I am starting new series called “Stories Behind” focusing on the stories behind statues on the streets.

The series starts with a brave woman, Mary Barbour, whose statue was erected in Govan, Glasgow today at the International Women’s Day.

The early 1900s were the times of overcrowding and poor living conditions in Glasgow. The rent strikes were against rent increases up to 25%.

Yet the Glasgow Women’s Housing Association, established before 1914 to fight for better housing conditions, soon galvanised growing discontent over the increases by calling for a city-wide rent strike … . Early support from the areas closest to the shipyards, such as Govan and Partick, where tens of thousands were crammed into poorly maintained tenements, soon spread across much of the city. By September 1915 around 20,000 households were on rent strike in Glasgow alone, and the protests were spreading to other parts of the west of Scotland and beyond. (theconservation)

Mary Barbour was a leading figure in these epic rent strikes in Glasgow in 1915. They form eviction resistance groups, mainly women, which were dubbed as “Mrs Barbour’s Army”. (commonspace) This is how they organised the strike and prevent evictions:

one woman with a bell would sit in the tenement close, watching while the other women living in the tenement went on with their household duties. Whenever the Bailiff’s Officer appeared to evict a tenant, the woman in the passage immediately rang the bell, and the other women put down whatever work they were doing and hurried to where the alarm was being raised. They would hurl flour bombs and other missiles at the bailiff, forcing him to make a hasty retreat.  It is said they even pulled down his trousers to humiliate him! (Remember Mary Barbour)
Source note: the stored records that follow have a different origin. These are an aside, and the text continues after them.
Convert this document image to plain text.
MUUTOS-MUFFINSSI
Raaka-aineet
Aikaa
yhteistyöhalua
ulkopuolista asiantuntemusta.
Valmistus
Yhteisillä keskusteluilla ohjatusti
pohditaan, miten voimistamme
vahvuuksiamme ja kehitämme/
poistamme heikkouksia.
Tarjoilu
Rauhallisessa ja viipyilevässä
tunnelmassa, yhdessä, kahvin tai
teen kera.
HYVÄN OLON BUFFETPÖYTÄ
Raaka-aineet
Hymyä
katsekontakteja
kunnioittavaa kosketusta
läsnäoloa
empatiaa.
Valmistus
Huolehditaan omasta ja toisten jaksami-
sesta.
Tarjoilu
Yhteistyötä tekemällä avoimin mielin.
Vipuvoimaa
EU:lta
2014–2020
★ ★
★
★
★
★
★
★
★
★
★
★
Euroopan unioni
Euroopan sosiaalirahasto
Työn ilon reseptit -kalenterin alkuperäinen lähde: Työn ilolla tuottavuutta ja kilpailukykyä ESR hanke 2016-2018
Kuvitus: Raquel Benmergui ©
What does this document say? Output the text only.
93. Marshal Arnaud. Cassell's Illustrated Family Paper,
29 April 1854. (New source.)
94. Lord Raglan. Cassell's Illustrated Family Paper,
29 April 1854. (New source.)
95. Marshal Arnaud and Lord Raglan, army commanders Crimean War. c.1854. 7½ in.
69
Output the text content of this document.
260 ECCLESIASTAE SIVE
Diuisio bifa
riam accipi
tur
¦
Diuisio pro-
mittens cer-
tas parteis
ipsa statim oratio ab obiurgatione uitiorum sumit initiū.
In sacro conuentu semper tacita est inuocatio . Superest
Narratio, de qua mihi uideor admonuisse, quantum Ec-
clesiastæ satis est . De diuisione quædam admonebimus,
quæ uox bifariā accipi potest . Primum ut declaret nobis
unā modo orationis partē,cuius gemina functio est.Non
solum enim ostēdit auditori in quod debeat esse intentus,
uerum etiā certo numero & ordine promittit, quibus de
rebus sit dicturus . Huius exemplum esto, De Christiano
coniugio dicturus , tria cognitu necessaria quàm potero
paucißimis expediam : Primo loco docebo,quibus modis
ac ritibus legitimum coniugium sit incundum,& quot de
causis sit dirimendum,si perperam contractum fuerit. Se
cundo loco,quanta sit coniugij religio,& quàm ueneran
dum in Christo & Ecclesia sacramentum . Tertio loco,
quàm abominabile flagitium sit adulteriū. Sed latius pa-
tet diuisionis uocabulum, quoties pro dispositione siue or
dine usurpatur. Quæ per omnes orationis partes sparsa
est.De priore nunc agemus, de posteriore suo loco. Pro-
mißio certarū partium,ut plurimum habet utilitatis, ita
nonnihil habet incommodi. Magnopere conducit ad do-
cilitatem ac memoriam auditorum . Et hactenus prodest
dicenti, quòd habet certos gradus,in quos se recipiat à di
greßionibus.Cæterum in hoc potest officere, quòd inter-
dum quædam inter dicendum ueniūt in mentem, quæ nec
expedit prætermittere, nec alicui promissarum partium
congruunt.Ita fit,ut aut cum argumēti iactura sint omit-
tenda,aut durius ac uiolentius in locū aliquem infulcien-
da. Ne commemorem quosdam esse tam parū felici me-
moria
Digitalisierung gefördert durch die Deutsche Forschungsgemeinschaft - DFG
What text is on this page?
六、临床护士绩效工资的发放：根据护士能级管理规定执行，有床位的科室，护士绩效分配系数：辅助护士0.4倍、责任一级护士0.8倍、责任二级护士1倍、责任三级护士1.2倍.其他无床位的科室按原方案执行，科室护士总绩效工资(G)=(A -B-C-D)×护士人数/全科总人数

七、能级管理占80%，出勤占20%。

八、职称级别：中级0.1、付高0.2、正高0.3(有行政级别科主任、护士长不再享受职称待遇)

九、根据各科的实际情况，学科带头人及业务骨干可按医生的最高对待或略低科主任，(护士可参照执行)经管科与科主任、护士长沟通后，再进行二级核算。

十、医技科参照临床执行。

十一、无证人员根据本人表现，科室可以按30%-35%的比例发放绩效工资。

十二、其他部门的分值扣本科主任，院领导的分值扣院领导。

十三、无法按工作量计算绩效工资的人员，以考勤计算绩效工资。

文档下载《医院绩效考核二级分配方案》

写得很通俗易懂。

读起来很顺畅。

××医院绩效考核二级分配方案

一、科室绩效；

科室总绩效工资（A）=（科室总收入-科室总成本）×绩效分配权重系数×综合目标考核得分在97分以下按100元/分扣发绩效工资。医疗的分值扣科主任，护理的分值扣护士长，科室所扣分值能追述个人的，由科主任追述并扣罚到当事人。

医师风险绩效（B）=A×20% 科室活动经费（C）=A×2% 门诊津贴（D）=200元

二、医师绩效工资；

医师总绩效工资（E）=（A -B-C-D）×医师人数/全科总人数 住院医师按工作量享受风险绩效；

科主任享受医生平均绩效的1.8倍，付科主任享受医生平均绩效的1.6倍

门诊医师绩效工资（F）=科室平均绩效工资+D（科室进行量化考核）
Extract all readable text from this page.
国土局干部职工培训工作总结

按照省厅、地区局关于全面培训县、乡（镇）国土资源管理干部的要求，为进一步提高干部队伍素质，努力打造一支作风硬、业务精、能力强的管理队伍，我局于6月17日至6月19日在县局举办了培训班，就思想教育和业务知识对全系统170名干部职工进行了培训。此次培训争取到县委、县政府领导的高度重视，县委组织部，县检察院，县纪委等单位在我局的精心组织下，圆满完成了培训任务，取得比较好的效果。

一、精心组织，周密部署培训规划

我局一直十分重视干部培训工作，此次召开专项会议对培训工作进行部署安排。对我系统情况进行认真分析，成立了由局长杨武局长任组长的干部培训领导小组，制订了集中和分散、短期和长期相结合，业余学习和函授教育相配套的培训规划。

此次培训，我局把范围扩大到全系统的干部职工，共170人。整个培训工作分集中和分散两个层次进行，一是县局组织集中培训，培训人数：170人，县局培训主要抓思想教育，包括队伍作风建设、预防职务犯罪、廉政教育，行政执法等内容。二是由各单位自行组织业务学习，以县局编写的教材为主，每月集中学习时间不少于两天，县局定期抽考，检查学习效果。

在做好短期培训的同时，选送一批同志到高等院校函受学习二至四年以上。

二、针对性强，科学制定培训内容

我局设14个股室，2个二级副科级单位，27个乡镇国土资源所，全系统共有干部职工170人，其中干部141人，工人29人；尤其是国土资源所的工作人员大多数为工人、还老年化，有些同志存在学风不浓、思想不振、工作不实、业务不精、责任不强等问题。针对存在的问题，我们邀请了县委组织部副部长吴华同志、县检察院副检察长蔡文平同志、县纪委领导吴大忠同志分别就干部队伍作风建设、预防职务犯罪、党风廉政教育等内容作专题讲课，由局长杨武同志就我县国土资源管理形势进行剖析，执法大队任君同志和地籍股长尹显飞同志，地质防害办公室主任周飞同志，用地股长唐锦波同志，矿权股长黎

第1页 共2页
As a result of the successful fundraising Remember Mary Barbour Campain, the statue was erected and commemorate her legacy and as a constant reminder of the legendary rent strike in Glasgow. It was a very crowded commemoration with several groups of people gathered around the statue.

Some stories are never forgotten. After a hundred years, Mary Barbour’s statue now stands at Govan Cross. Well-deserved Mary.